If Alan Iverson can’t start ahead of Mike Conley, would he get more minutes than Chris Duhon in New York? Newsday’s Alan Hahn calls a mooted (by him, anyway) Knicks approach towards the iconic, yet embattled point guard “the equivalent of the franchise selling its soul”, while in the following breath, promising, “at least Iverson still has some go-to caliber game and star cachet among fans.” Hey, if Isiah Thomas was still running the show, I bet this deal would already be done.
It could be an ideal situation for both parties. Iverson wants to go to a team that will allow him to dominate the ball, score and, of course, start. D’Antoni’s system will put Iverson in several pick-and-roll situations with plenty of shooters to kick to on the perimeter. No one will ever demand he play great defense and, of course, produce anything more than merely a playoff berth.
But you can understand the hesitation within the Knicks’ hierarchy, especially after they just cleared the locker room of the Marbury megalomania. Perhaps Iverson would be too much, too soon. If so, then perhaps the Knicks should keep close tabs on yet another of the fading divas, Tracy McGrady. It is believed that the Rockets, once McGrady is ready to return from his knee injury (perhaps by December) would be open to soliciting offers for his $23.2-million expiring contract.
D’Antoni’s system can’t survive without a capable point guard and so far this season, confidence in Chris Duhon has been ripped out by the root. Duhon’s game against the Bucks on Saturday was so alarmingly poor, at one point D’Antoni had to yank him off the court early in the third quarter when Duhon blew two defensive assignments. All Duhon could offer was that he didn’t make an effort on effort plays. In hockey, that’s enough to get the “C” ripped right off your chest.

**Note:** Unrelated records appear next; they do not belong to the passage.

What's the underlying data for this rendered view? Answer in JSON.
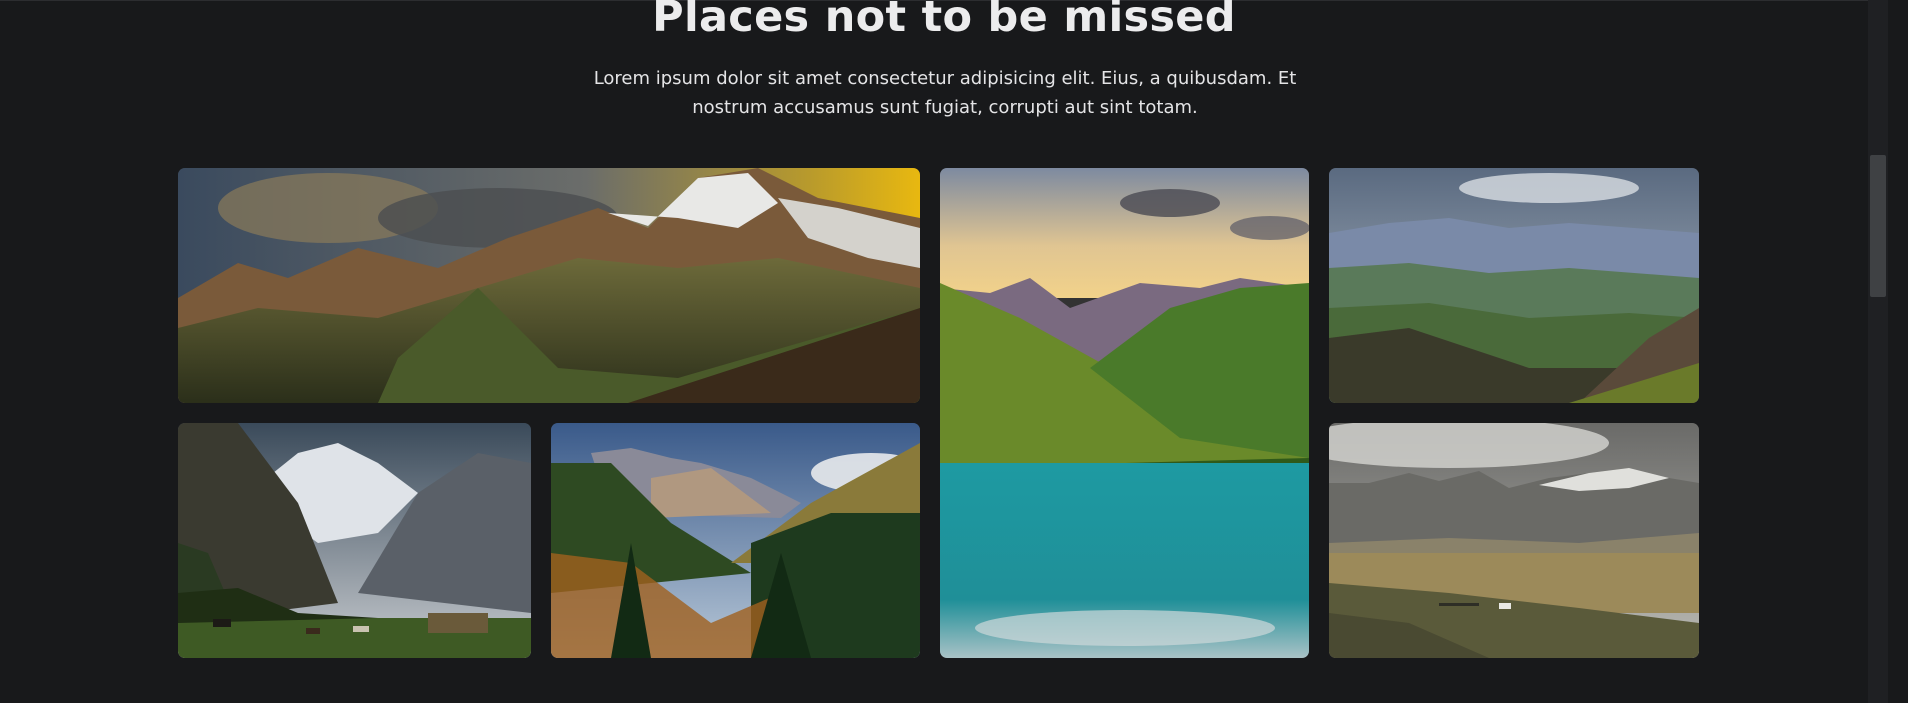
{
  "section": {
    "title": "Places not to be missed",
    "description": "Lorem ipsum dolor sit amet consectetur adipisicing elit. Eius, a quibusdam. Et nostrum accusamus sunt fugiat, corrupti aut sint totam."
  },
  "gallery": {
    "images": [
      {
        "alt": "mountain-range-sunset"
      },
      {
        "alt": "turquoise-lake-valley"
      },
      {
        "alt": "green-hills-valley"
      },
      {
        "alt": "snowy-peak-horses"
      },
      {
        "alt": "forest-mountain-valley"
      },
      {
        "alt": "snowy-ridge-plateau"
      }
    ]
  },
  "colors": {
    "background": "#18191b",
    "text": "#ececed"
  }
}
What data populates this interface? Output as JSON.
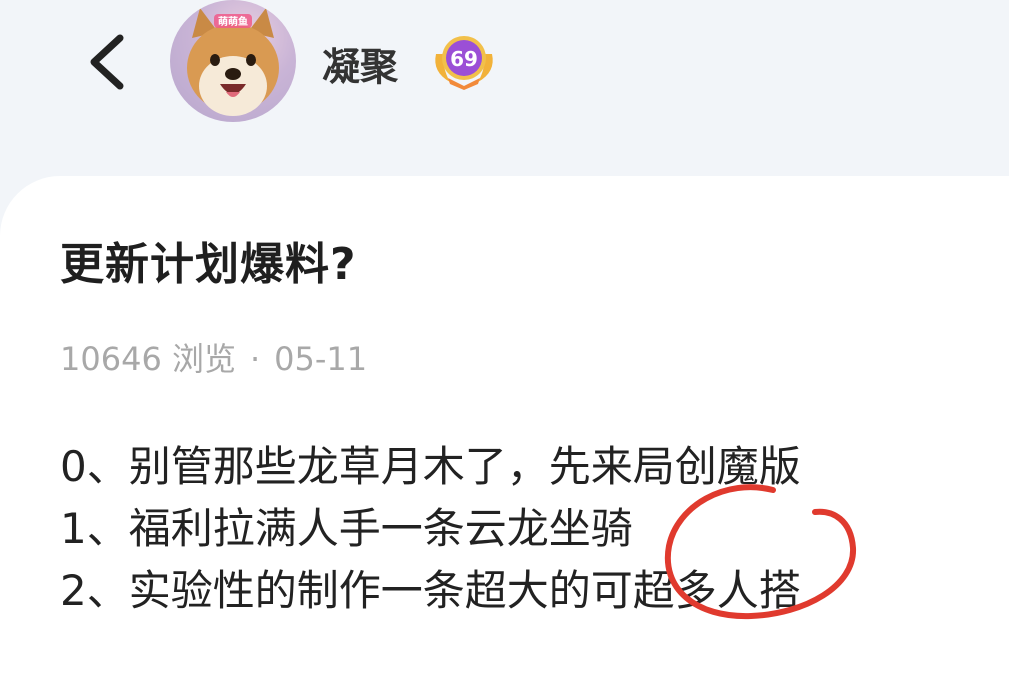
{
  "header": {
    "username": "凝聚",
    "level": "69",
    "avatar_tag": "萌萌鱼"
  },
  "post": {
    "title": "更新计划爆料?",
    "views": "10646 浏览",
    "separator": "·",
    "date": "05-11",
    "lines": [
      "0、别管那些龙草月木了，先来局创魔版",
      "1、福利拉满人手一条云龙坐骑",
      "2、实验性的制作一条超大的可超多人搭"
    ]
  },
  "colors": {
    "background": "#f2f5f9",
    "card": "#ffffff",
    "annotation": "#e03a2e",
    "badge": "#9b4fd6",
    "meta_text": "#a8a8a8"
  }
}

Utah make their annual visit to the Garden tonight, a circumstance that has the Daily News’ Frank Isola reminding us the Jazz possess the Knicks’ 2010 first round draft pick, a selection previously obtain by Phoenix as part of the Stephon Marbury trade. Said doomed deal (in Isola’s words, anyway) sounds awfully familiar to what Hahn is proposing (“the Knicks were desperate to give the Garden some life so Isiah jumped the gun for a short term gain”) while Isola also cites former GM Scott Layden as part of his list of persons (ie. Anucha Browne-Sanders, Mike D’Antoni) who benefited in some way from the ill-advised swap.
Layden was working on a Marbury deal in the weeks before he was canned. Isiah swooped in and sweetened the deal for Phoenix with a couple of first round picks, one of which eventually was traded to Utah where Layden now works.
Come to think of it, maybe Layden was working as a double agent the entire time.